News | February 22, 2000

Wavtrace Awarded PTM System Patent

Source: Wavtrace Inc.
The U.S. Patent and Trademark Office has awarded Wavtrace Inc. (Bellevue, WA) patent protection for the invention of adaptive time division duplex (TDD) point-to-multipoint (PTM) millimeter wave systems. The patent, number 6,016,313, filed Nov. 6, 1996, was awarded Jan. 18, 2000. Robert Foster, Wavtrace's founder and chief technology officer, filed for a series of patents related to adaptive TDD and other aspects of third generation point-to-multipoint systems. This patent is the first to be awarded. Foster's invention marked the launch of Wavtrace and a new generation of millimeter wave point-to-multipoint technology.

Adaptive TDD is the method of establishing a bi-directional communications link using a single channel, whereby any part of the channel up to its full capacity can be used in either the upstream or downstream direction in response to demand. TDD's adaptability when combined with other dynamically adjustable system parameters, such as variable information densities, link distances, and the sharing of bandwidth among remote units, allows for an efficient system design, providing 20 to 50% greater throughput than systems using older FDD technology (depending on level of asymmetry).

The patent is comprehensive and includes 86 claims covering not only the adaptive TDD airlink, which allows variable asymmetry, but also many other aspects of point-to-multipoint system design. These include the design of the hub, remote, antenna array, modem array, variable index QAM (quadrature amplitude modulation), and interface to the backbone network.

Evolution
Wavtrace's third generation adaptive TDD technology fulfills the vision that gave rise to the PTM industry: to maximize the savings inherent in sharing bandwidth resources among multiple remote sites.
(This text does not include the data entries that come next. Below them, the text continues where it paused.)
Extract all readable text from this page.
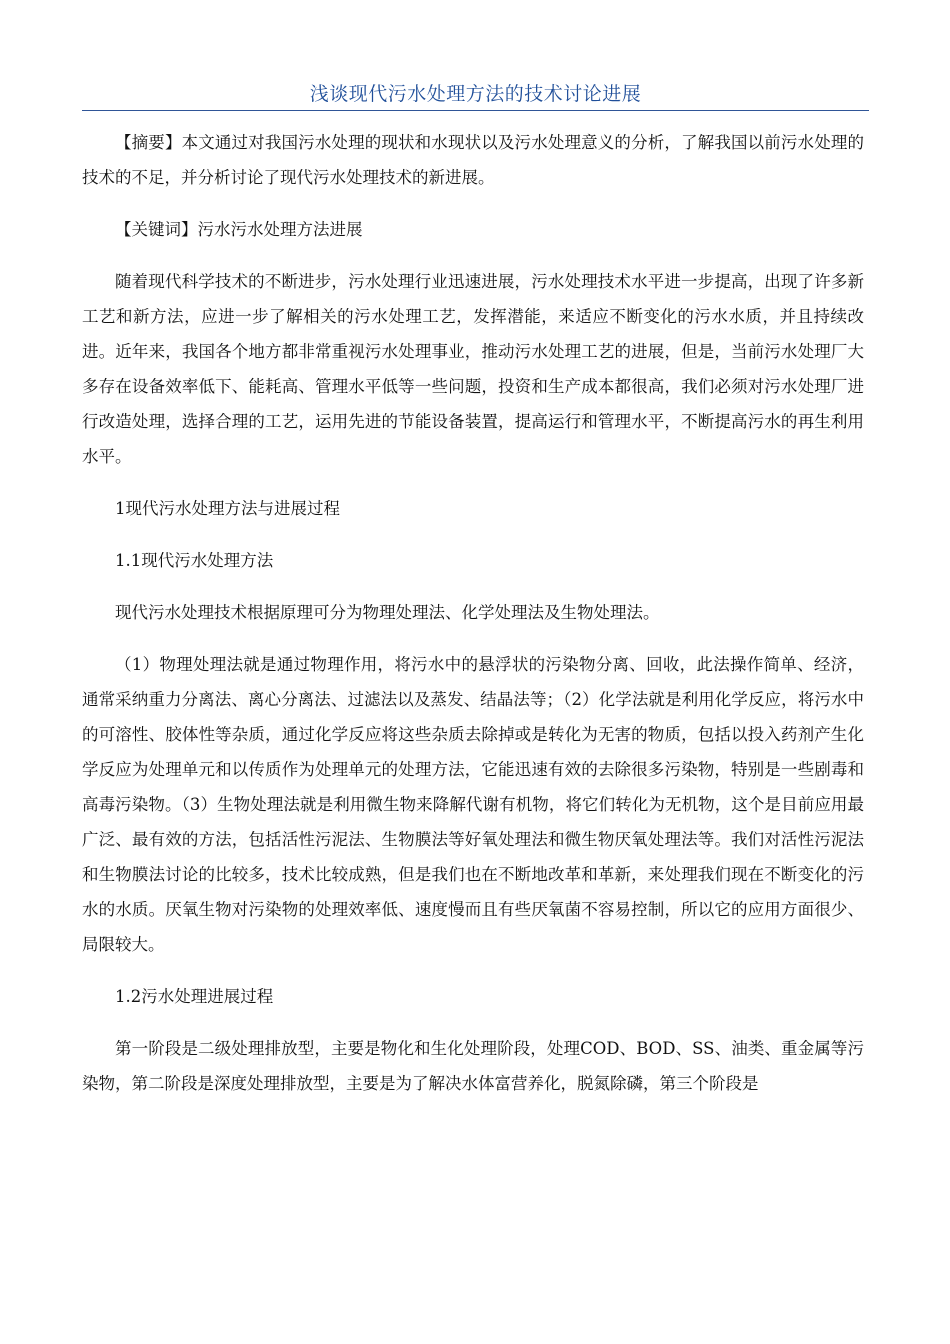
浅谈现代污水处理方法的技术讨论进展

【摘要】本文通过对我国污水处理的现状和水现状以及污水处理意义的分析，了解我国以前污水处理的技术的不足，并分析讨论了现代污水处理技术的新进展。

【关键词】污水污水处理方法进展

随着现代科学技术的不断进步，污水处理行业迅速进展，污水处理技术水平进一步提高，出现了许多新工艺和新方法，应进一步了解相关的污水处理工艺，发挥潜能，来适应不断变化的污水水质，并且持续改进。近年来，我国各个地方都非常重视污水处理事业，推动污水处理工艺的进展，但是，当前污水处理厂大多存在设备效率低下、能耗高、管理水平低等一些问题，投资和生产成本都很高，我们必须对污水处理厂进行改造处理，选择合理的工艺，运用先进的节能设备装置，提高运行和管理水平，不断提高污水的再生利用水平。

1现代污水处理方法与进展过程

1.1现代污水处理方法

现代污水处理技术根据原理可分为物理处理法、化学处理法及生物处理法。

（1）物理处理法就是通过物理作用，将污水中的悬浮状的污染物分离、回收，此法操作简单、经济，通常采纳重力分离法、离心分离法、过滤法以及蒸发、结晶法等；（2）化学法就是利用化学反应，将污水中的可溶性、胶体性等杂质，通过化学反应将这些杂质去除掉或是转化为无害的物质，包括以投入药剂产生化学反应为处理单元和以传质作为处理单元的处理方法，它能迅速有效的去除很多污染物，特别是一些剧毒和高毒污染物。（3）生物处理法就是利用微生物来降解代谢有机物，将它们转化为无机物，这个是目前应用最广泛、最有效的方法，包括活性污泥法、生物膜法等好氧处理法和微生物厌氧处理法等。我们对活性污泥法和生物膜法讨论的比较多，技术比较成熟，但是我们也在不断地改革和革新，来处理我们现在不断变化的污水的水质。厌氧生物对污染物的处理效率低、速度慢而且有些厌氧菌不容易控制，所以它的应用方面很少、局限较大。

1.2污水处理进展过程

第一阶段是二级处理排放型，主要是物化和生化处理阶段，处理COD、BOD、SS、油类、重金属等污染物，第二阶段是深度处理排放型，主要是为了解决水体富营养化，脱氮除磷，第三个阶段是
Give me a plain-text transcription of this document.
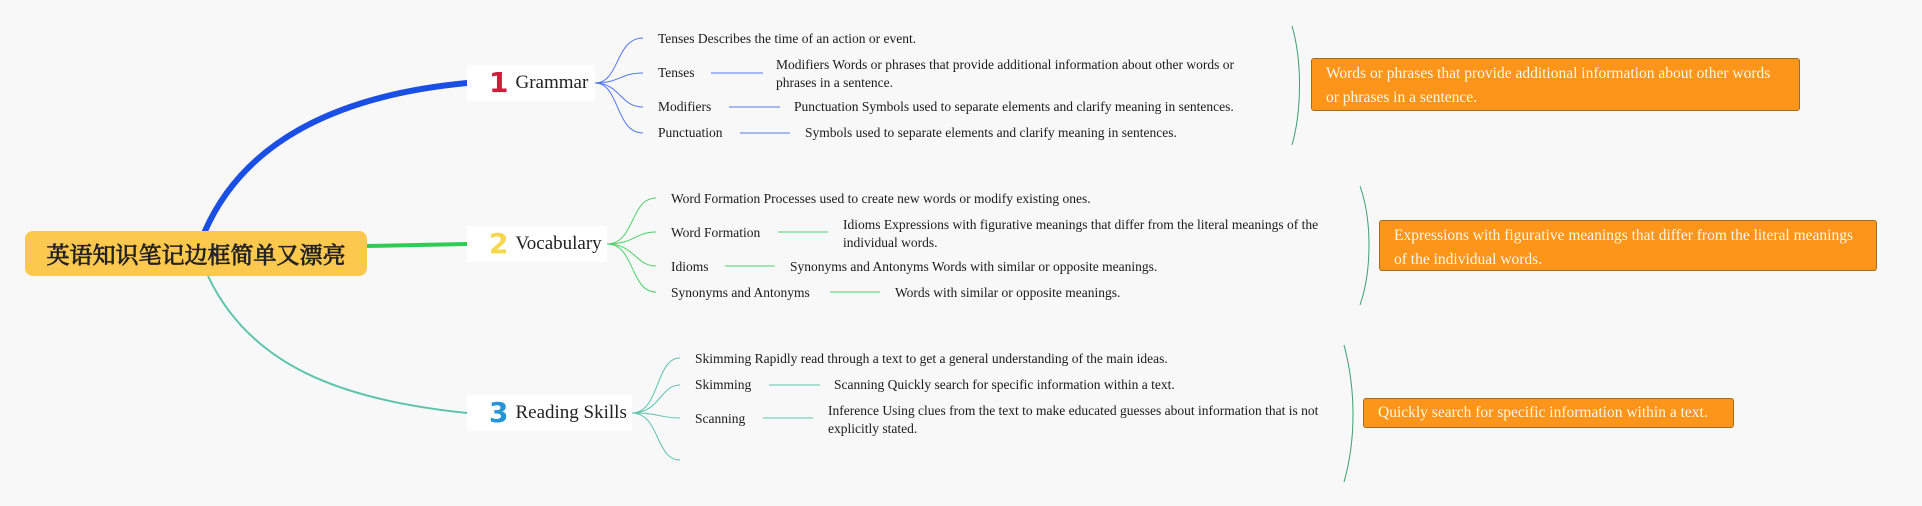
英语知识笔记边框简单又漂亮
1 Grammar
Tenses Describes the time of an action or event.
Tenses
Modifiers Words or phrases that provide additional information about other words or phrases in a sentence.
Modifiers	Punctuation Symbols used to separate elements and clarify meaning in sentences.
Punctuation	Symbols used to separate elements and clarify meaning in sentences.
Words or phrases that provide additional information about other words or phrases in a sentence.
2 Vocabulary
Word Formation Processes used to create new words or modify existing ones.
Word Formation
Idioms Expressions with figurative meanings that differ from the literal meanings of the individual words.
Idioms	Synonyms and Antonyms Words with similar or opposite meanings.
Synonyms and Antonyms	Words with similar or opposite meanings.
Expressions with figurative meanings that differ from the literal meanings of the individual words.
3 Reading Skills
Skimming Rapidly read through a text to get a general understanding of the main ideas.
Skimming	Scanning Quickly search for specific information within a text.
Scanning
Inference Using clues from the text to make educated guesses about information that is not explicitly stated.
Quickly search for specific information within a text.
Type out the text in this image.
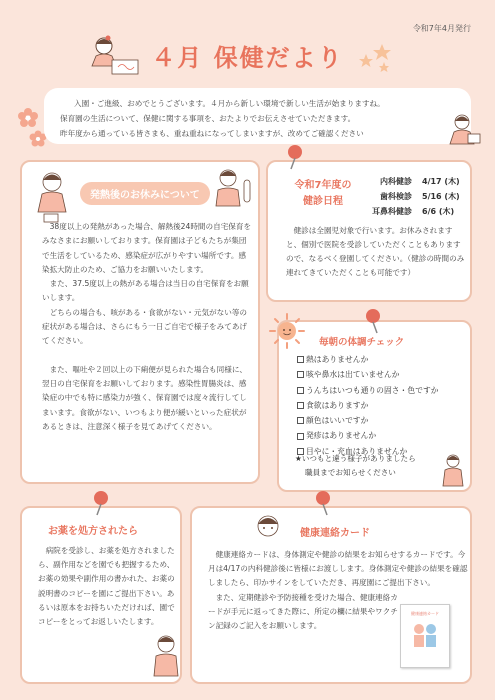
令和7年4月発行
４月 保健だより

入園・ご進級、おめでとうございます。４月から新しい環境で新しい生活が始まりますね。

保育園の生活について、保健に関する事項を、おたよりでお伝えさせていただきます。

昨年度から通っている皆さまも、重ね重ねになってしまいますが、改めてご確認ください

発熱後のお休みについて

　38度以上の発熱があった場合、解熱後24時間の自宅保育をみなさまにお願いしております。保育園は子どもたちが集団で生活をしているため、感染症が広がりやすい場所です。感染拡大防止のため、ご協力をお願いいたします。

　また、37.5度以上の熱がある場合は当日の自宅保育をお願いします。

　どちらの場合も、咳がある・食欲がない・元気がない等の症状がある場合は、さらにもう一日ご自宅で様子をみてあげてください。

　また、嘔吐や２回以上の下痢便が見られた場合も同様に、翌日の自宅保育をお願いしております。感染性胃腸炎は、感染症の中でも特に感染力が強く、保育園では度々流行してしまいます。食欲がない、いつもより便が緩いといった症状があるときは、注意深く様子を見てあげてください。

令和7年度の
健診日程
内科健診 4/17 (木)
歯科検診 5/16 (木)
耳鼻科健診 6/6 (木)
　健診は全園児対象で行います。お休みされますと、個別で医院を受診していただくこともありますので、なるべく登園してください。（健診の時間のみ連れてきていただくことも可能です）
毎朝の体調チェック
熱はありませんか
咳や鼻水は出ていませんか
うんちはいつも通りの固さ・色ですか
食欲はありますか
顔色はいいですか
発疹はありませんか
目やに・充血はありませんか
★いつもと違う様子がありましたら
職員までお知らせください
お薬を処方されたら
　病院を受診し、お薬を処方されましたら、副作用などを園でも把握するため、お薬の効果や副作用の書かれた、お薬の説明書のコピーを園にご提出下さい。あるいは原本をお持ちいただければ、園でコピーをとってお返しいたします。
健康連絡カード

　健康連絡カードは、身体測定や健診の結果をお知らせするカードです。今月は4/17の内科健診後に皆様にお渡しします。身体測定や健診の結果を確認しましたら、印かサインをしていただき、再度園にご提出下さい。

　また、定期健診や予防接種を受けた場合、健康連絡カードが手元に返ってきた際に、所定の欄に結果やワクチン記録のご記入をお願いします。

健康連絡カード
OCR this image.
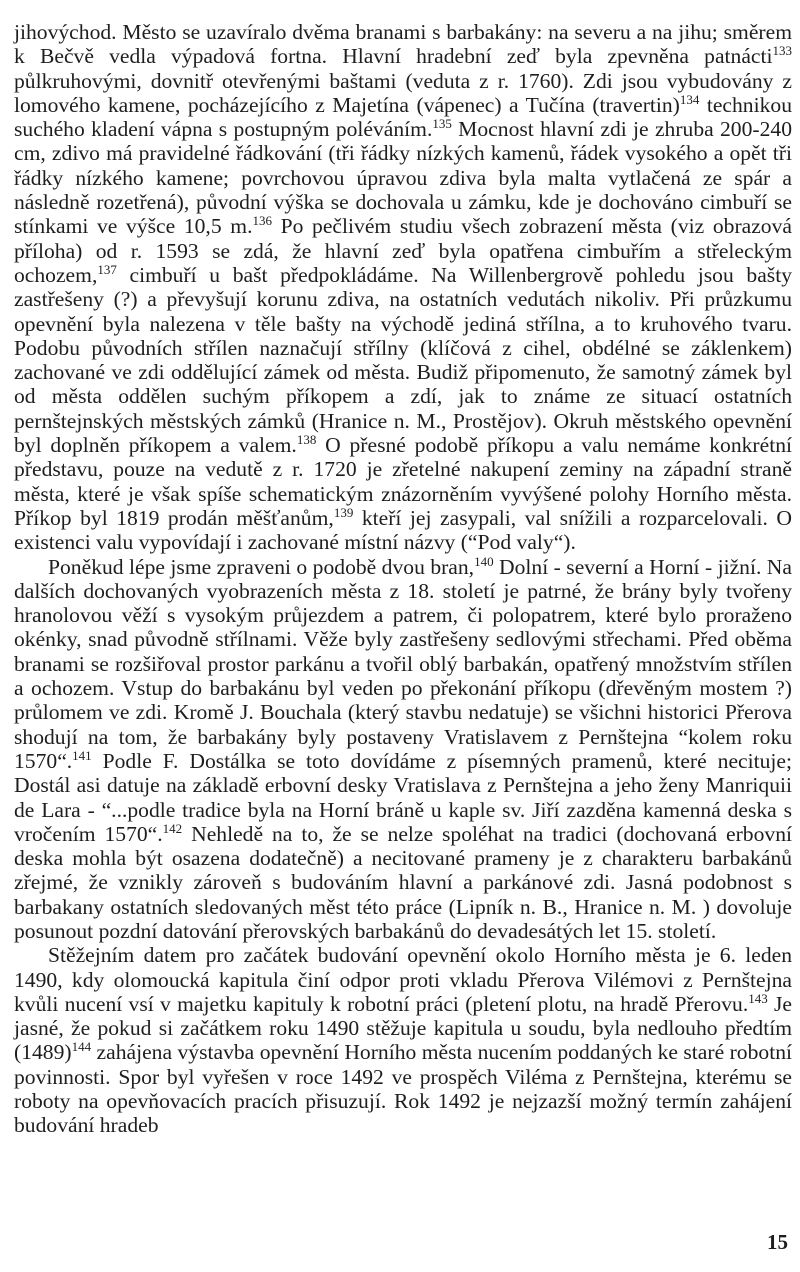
jihovýchod. Město se uzavíralo dvěma branami s barbakány: na severu a na jihu; směrem k Bečvě vedla výpadová fortna. Hlavní hradební zeď byla zpevněna patnácti$^{133}$ půlkruhovými, dovnitř otevřenými baštami (veduta z r. 1760). Zdi jsou vybudovány z lomového kamene, pocházejícího z Majetína (vápenec) a Tučína (travertin)$^{134}$ technikou suchého kladení vápna s postupným poléváním.$^{135}$ Mocnost hlavní zdi je zhruba 200-240 cm, zdivo má pravidelné řádkování (tři řádky nízkých kamenů, řádek vysokého a opět tři řádky nízkého kamene; povrchovou úpravou zdiva byla malta vytlačená ze spár a následně rozetřená), původní výška se dochovala u zámku, kde je dochováno cimbuří se stínkami ve výšce 10,5 m.$^{136}$ Po pečlivém studiu všech zobrazení města (viz obrazová příloha) od r. 1593 se zdá, že hlavní zeď byla opatřena cimbuřím a střeleckým ochozem,$^{137}$ cimbuří u bašt předpokládáme. Na Willenbergrově pohledu jsou bašty zastřešeny (?) a převyšují korunu zdiva, na ostatních vedutách nikoliv. Při průzkumu opevnění byla nalezena v těle bašty na východě jediná střílna, a to kruhového tvaru. Podobu původních střílen naznačují střílny (klíčová z cihel, obdélné se záklenkem) zachované ve zdi oddělující zámek od města. Budiž připomenuto, že samotný zámek byl od města oddělen suchým příkopem a zdí, jak to známe ze situací ostatních pernštejnských městských zámků (Hranice n. M., Prostějov). Okruh městského opevnění byl doplněn příkopem a valem.$^{138}$ O přesné podobě příkopu a valu nemáme konkrétní představu, pouze na vedutě z r. 1720 je zřetelné nakupení zeminy na západní straně města, které je však spíše schematickým znázorněním vyvýšené polohy Horního města. Příkop byl 1819 prodán měšťanům,$^{139}$ kteří jej zasypali, val snížili a rozparcelovali. O existenci valu vypovídají i zachované místní názvy (“Pod valy“).

Poněkud lépe jsme zpraveni o podobě dvou bran,$^{140}$ Dolní - severní a Horní - jižní. Na dalších dochovaných vyobrazeních města z 18. století je patrné, že brány byly tvořeny hranolovou věží s vysokým průjezdem a patrem, či polopatrem, které bylo proraženo okénky, snad původně střílnami. Věže byly zastřešeny sedlovými střechami. Před oběma branami se rozšiřoval prostor parkánu a tvořil oblý barbakán, opatřený množstvím střílen a ochozem. Vstup do barbakánu byl veden po překonání příkopu (dřevěným mostem ?) průlomem ve zdi. Kromě J. Bouchala (který stavbu nedatuje) se všichni historici Přerova shodují na tom, že barbakány byly postaveny Vratislavem z Pernštejna “kolem roku 1570“.$^{141}$ Podle F. Dostálka se toto dovídáme z písemných pramenů, které necituje; Dostál asi datuje na základě erbovní desky Vratislava z Pernštejna a jeho ženy Manriquii de Lara - “...podle tradice byla na Horní bráně u kaple sv. Jiří zazděna kamenná deska s vročením 1570“.$^{142}$ Nehledě na to, že se nelze spoléhat na tradici (dochovaná erbovní deska mohla být osazena dodatečně) a necitované prameny je z charakteru barbakánů zřejmé, že vznikly zároveň s budováním hlavní a parkánové zdi. Jasná podobnost s barbakany ostatních sledovaných měst této práce (Lipník n. B., Hranice n. M. ) dovoluje posunout pozdní datování přerovských barbakánů do devadesátých let 15. století.

Stěžejním datem pro začátek budování opevnění okolo Horního města je 6. leden 1490, kdy olomoucká kapitula činí odpor proti vkladu Přerova Vilémovi z Pernštejna kvůli nucení vsí v majetku kapituly k robotní práci (pletení plotu, na hradě Přerovu.$^{143}$ Je jasné, že pokud si začátkem roku 1490 stěžuje kapitula u soudu, byla nedlouho předtím $(1489)^{144}$ zahájena výstavba opevnění Horního města nucením poddaných ke staré robotní povinnosti. Spor byl vyřešen v roce 1492 ve prospěch Viléma z Pernštejna, kterému se roboty na opevňovacích pracích přisuzují. Rok 1492 je nejzazší možný termín zahájení budování hradeb

15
  • First generation PTM used frequency division duplexing (FDD) and frequency division multiple access (FDMA) that introduced the sharing of capacity among remotes by dividing bandwidth into slices. This allowed sharing of capacity downstream, but because each remote had its own dedicated slice of bandwidth on the upstream, it offered only a modest gain in spectral efficiency.
  • Second generation PTM incorporated time division multiple access (TDMA) with FDD to introduce time sharing of both downstream and upstream capacity among remotes. This offered a significant improvement in spectral efficiency, yet still relied on FDD to establish separate and dedicated downstream and upstream links.
  • Third generation PTM incorporates adaptive TDD and introduces the sharing of capacity between both upstream and downstream links. This approach offers the greatest improvement in spectral efficiency.